ROME, vendredi 12 octobre 2012 (ZENIT.org) – « A la lumière de tout ce que l’Église dans le monde devrait encore accomplir, et en appréciant grandement tous les progrès que nous avons partagés, nous sommes honorés d’avoir été invités à participer – et d’avoir été appelés à offrir notre modeste parole- à cette commémoration solennelle et joyeuse du Concile Vatican II », a fait observer le patriarche orthodoxe Bartholomaios Ier, place Saint-Pierre, avant d’ajouter : « Ce n’est pas une coïncidence si cette célébration marque pour votre Église l’inauguration solennelle de “l’Année de la Foi”, car c’est la foi qui offre un signe évident du chemin que nous avons parcouru ensemble le long du chemin de la réconciliation et de l’unité visible ».
Le partiarche oecumnique de Constantinople, Bartholomaios Ier a en effet prononcé cette allocution, jeudi matin, 11 octobre, place Saint-Pierre, au terme de la messe présidée par Benoît XVI pour l’ouverture solennelle de l’Année de la foi.
Hommage du patriarche Bartholomaios Ier :
Notre frère bien-aimé dans le Seigneur, Votre Sainteté le Pape Benoît,
Frères et soeurs,
Quand le Christ se préparait à l’expérience de Gethsémani, il a prononcé une prière pour l’unité qui est rapportée au paragraphe 17, verset 11 de l’Évangile de Jean:”… garde-les dans ton nom que tu m’as donné, pour qu’ils soient un comme nous”. Au fil des siècles, nous avons vraiment été gardés par la puissance et l’amour de Christ, et au juste moment de l’histoire, l’Esprit Saint est descendu sur nous et nous avons commencé un long parcours vers l’unité visible voulue par le Christ.
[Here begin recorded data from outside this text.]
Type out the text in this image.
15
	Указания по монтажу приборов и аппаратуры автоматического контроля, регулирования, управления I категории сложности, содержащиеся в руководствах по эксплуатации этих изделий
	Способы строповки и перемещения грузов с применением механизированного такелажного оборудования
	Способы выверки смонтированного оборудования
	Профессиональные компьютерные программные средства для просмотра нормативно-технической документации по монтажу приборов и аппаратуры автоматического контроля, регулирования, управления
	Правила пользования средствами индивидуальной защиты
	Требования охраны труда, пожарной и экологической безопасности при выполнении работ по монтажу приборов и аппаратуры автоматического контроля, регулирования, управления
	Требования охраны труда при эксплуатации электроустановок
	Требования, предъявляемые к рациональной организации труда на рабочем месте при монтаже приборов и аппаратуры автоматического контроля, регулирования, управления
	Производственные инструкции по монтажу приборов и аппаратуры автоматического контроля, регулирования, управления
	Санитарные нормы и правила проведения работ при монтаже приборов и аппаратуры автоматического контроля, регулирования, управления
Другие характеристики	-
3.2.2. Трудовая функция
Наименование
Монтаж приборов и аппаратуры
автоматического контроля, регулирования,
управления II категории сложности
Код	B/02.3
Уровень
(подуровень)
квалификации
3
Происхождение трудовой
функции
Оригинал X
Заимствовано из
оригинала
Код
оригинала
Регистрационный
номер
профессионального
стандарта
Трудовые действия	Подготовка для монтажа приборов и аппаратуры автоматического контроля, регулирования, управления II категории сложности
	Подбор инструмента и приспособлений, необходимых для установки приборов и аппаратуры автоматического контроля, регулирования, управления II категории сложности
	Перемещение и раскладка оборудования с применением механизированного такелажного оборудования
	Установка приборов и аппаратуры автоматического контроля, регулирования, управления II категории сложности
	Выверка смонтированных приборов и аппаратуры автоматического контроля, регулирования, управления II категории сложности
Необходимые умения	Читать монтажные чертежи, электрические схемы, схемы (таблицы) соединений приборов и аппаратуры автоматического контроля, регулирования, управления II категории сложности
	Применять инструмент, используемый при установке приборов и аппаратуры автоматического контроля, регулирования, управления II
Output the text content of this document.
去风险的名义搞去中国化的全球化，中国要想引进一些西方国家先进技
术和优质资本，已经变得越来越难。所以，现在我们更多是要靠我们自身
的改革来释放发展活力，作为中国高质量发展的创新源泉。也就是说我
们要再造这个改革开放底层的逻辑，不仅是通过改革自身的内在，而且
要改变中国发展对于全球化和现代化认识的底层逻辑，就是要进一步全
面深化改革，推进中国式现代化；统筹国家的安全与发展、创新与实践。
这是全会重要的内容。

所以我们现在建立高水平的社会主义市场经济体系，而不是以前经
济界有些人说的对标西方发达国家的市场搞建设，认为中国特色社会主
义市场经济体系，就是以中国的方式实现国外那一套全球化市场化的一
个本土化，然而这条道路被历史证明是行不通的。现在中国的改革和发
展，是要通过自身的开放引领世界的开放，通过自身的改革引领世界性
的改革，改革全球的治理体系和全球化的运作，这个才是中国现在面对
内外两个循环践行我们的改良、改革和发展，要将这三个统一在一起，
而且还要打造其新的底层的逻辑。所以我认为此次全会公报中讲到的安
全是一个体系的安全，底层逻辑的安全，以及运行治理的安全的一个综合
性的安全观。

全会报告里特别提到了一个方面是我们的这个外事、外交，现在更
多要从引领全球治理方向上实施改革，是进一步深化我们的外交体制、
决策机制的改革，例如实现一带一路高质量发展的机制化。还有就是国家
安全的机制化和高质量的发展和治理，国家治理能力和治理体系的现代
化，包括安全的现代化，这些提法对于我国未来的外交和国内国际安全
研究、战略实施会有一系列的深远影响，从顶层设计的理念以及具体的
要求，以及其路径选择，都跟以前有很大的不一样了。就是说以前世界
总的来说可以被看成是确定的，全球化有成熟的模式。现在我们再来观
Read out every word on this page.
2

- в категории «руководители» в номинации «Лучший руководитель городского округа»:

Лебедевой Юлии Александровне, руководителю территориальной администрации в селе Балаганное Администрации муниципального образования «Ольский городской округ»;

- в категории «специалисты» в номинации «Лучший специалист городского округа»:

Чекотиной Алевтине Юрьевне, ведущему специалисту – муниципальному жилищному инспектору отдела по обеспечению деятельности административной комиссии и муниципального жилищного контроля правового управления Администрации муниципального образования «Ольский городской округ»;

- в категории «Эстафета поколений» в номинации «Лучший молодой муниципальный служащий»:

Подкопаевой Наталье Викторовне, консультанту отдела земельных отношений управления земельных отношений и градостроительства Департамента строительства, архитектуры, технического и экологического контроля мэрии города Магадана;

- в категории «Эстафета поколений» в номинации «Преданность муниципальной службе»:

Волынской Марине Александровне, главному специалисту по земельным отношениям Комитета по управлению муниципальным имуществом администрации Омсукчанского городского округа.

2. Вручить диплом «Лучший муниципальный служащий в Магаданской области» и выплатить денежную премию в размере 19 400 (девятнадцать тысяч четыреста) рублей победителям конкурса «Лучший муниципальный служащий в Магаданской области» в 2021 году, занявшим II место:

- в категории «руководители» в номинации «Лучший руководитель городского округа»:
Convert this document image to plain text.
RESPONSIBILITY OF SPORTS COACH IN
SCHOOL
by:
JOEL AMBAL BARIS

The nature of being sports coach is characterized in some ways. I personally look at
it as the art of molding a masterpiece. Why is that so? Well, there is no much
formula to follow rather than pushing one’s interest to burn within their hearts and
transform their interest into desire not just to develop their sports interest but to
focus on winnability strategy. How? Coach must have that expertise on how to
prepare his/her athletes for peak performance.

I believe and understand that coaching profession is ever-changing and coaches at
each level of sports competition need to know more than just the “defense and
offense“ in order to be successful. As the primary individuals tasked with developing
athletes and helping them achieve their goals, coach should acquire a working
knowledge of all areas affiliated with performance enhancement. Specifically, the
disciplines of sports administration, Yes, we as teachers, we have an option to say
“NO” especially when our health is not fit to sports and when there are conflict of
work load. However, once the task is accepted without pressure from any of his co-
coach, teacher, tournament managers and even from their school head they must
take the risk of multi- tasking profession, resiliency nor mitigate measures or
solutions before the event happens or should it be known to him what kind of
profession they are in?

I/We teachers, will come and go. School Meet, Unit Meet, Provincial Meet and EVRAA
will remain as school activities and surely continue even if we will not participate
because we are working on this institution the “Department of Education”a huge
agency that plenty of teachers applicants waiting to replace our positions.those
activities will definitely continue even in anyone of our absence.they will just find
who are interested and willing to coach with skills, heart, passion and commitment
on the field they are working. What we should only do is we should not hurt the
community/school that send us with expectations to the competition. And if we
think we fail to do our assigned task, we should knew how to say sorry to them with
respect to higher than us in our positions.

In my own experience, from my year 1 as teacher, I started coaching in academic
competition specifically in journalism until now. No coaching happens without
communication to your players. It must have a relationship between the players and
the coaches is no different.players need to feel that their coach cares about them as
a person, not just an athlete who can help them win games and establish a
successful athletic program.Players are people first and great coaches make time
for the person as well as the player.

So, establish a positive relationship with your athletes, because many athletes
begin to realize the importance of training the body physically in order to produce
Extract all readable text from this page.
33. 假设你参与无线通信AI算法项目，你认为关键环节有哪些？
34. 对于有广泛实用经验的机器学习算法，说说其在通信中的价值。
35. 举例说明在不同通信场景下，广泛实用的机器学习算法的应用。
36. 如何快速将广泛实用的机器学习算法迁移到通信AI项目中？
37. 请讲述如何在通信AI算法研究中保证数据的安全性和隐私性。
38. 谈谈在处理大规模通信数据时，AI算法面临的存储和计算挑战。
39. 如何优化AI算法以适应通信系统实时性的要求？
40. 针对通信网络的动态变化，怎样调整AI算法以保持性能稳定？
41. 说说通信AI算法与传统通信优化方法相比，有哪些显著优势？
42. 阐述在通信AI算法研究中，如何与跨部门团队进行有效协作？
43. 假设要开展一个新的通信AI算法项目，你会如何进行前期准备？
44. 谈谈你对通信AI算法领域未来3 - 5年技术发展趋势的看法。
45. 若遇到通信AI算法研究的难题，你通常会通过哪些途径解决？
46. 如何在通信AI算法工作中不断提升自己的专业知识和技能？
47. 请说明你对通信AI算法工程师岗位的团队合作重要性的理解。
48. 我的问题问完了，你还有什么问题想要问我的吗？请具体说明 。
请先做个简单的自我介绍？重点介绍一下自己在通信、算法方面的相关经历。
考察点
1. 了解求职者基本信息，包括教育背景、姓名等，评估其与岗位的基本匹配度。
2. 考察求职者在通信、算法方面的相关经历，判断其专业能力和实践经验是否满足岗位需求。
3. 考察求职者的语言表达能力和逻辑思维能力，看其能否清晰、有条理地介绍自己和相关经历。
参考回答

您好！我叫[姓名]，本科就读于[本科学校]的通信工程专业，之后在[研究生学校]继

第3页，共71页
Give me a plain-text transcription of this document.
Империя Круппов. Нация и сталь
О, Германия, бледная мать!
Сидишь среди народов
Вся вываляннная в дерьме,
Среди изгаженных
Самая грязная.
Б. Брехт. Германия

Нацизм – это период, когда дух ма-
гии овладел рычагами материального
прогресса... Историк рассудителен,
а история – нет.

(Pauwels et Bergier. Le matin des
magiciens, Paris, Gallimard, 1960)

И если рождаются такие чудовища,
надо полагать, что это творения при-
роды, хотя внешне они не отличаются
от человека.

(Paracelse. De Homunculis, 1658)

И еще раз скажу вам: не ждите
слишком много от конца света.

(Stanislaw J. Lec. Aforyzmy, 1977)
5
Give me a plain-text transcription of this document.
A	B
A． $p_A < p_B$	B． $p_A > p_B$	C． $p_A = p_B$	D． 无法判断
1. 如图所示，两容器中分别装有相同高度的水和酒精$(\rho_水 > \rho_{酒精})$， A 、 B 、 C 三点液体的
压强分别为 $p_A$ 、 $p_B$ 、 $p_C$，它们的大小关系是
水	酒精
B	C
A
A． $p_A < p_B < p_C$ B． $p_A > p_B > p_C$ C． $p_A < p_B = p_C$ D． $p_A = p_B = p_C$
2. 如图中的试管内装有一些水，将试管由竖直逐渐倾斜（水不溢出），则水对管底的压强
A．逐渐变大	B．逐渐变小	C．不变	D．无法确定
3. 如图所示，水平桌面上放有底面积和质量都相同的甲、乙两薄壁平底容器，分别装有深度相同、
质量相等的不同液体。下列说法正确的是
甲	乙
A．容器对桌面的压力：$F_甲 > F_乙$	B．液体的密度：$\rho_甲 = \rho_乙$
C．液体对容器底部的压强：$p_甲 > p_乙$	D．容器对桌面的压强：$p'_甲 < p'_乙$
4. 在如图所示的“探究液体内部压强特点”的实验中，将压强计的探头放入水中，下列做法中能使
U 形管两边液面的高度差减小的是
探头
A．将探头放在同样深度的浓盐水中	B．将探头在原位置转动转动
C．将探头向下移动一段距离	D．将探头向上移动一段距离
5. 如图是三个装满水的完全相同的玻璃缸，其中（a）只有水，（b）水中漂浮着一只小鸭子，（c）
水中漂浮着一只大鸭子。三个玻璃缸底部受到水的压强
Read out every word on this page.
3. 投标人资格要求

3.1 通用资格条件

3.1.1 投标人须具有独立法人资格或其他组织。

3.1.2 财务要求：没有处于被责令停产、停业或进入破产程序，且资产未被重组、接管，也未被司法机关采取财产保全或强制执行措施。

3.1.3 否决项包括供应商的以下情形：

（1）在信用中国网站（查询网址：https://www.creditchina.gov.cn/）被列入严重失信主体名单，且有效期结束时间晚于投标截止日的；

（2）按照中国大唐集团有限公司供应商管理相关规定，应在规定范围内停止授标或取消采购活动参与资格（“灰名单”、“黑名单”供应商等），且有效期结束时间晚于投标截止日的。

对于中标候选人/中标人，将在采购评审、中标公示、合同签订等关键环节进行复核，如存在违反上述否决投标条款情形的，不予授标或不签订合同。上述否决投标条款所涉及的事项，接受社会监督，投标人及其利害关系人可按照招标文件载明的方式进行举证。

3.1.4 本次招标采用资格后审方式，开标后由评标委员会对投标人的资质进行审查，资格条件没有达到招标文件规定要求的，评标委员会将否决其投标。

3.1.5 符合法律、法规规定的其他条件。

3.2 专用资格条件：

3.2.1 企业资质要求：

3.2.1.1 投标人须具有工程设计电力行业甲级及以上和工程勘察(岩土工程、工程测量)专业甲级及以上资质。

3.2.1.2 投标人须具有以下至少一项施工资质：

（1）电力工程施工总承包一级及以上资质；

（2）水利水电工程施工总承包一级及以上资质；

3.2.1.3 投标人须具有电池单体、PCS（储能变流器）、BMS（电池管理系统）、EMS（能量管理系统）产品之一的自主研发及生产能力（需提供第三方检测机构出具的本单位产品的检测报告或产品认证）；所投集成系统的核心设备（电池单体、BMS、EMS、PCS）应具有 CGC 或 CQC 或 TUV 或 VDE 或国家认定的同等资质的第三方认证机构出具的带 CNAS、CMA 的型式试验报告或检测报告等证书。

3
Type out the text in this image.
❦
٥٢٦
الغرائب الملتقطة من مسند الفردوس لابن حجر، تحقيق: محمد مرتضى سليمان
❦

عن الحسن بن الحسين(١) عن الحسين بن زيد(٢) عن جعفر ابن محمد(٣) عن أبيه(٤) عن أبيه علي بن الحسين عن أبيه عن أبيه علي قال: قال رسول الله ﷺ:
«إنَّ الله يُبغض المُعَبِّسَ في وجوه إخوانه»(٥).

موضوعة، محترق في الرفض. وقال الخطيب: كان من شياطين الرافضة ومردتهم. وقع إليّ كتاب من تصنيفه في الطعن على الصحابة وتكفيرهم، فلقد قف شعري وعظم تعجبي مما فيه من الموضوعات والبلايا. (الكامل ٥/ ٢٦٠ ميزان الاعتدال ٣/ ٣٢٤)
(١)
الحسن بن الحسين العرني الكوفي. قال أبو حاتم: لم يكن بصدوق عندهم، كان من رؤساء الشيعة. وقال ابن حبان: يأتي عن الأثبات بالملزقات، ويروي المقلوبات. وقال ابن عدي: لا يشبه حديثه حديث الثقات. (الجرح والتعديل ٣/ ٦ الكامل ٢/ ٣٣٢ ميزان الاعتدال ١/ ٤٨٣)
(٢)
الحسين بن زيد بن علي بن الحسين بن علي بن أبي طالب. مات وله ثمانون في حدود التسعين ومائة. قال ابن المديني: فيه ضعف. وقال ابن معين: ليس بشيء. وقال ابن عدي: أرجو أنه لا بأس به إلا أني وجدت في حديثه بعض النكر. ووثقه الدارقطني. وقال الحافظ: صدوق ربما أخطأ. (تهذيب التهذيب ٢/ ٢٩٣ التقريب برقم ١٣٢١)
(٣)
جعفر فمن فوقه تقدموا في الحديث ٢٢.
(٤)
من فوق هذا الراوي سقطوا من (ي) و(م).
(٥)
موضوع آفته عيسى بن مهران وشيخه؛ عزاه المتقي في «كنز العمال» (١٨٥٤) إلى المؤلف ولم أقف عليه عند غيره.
Cela a été confirmé par Unitatis Redintegratio §1: “Très nombreux sont partout les hommes qui ont été touchés par cette grâce et, sous l’effet de la grâce de l’Esprit Saint, est né un mouvement qui s’amplifie de jour en jour chez nos frères séparés en vue de rétablir l’unité de tous les chrétiens”.
Sur cette place, une célébration puissante et significative a manifesté le coeur et l’esprit de l’Église catholique romaine, en la conduisant au cours des cinquante dernières années jusqu’au monde contemporain. L’ouverture du Concile Vatican II, pierre angulaire transformante, fut inspirée par la réalité fondamentale selon laquelle le Fils et le Logos incarné de Dieu est là “Que deux ou trois, en effet, soient réunis en mon nom” (Mt18,20) et que l’Esprit qui procède du Père “vous introduira dans la vérité toute entière” (Jean 16,13).
Nous évoquons avec clarté et tendresse, mais aussi avec jubilation et enthousiasme, les discussions personnelles que nous avons eues, au cours des cinquante années qui ont suivi, avec des évêques et des experts théologiens, pendant notre formation – en tant que jeune étudiant- à l’Institut pontifical oriental, ainsi que notre participation personnelle à quelques sessions spéciales du Concile. Nous sommes les témoins oculaires de la manière dont les évêques ont fait l’expérience, avec une conscience renouvelée, de la valeur – et du sens de continuité renforcé – de la tradition et de “la foi transmise aux saints une fois pour toutes” (Judas 1,3). Ce fut une période prometteuse, riche d’espoirs, à l’intérieur et à l’extérieur de votre Église.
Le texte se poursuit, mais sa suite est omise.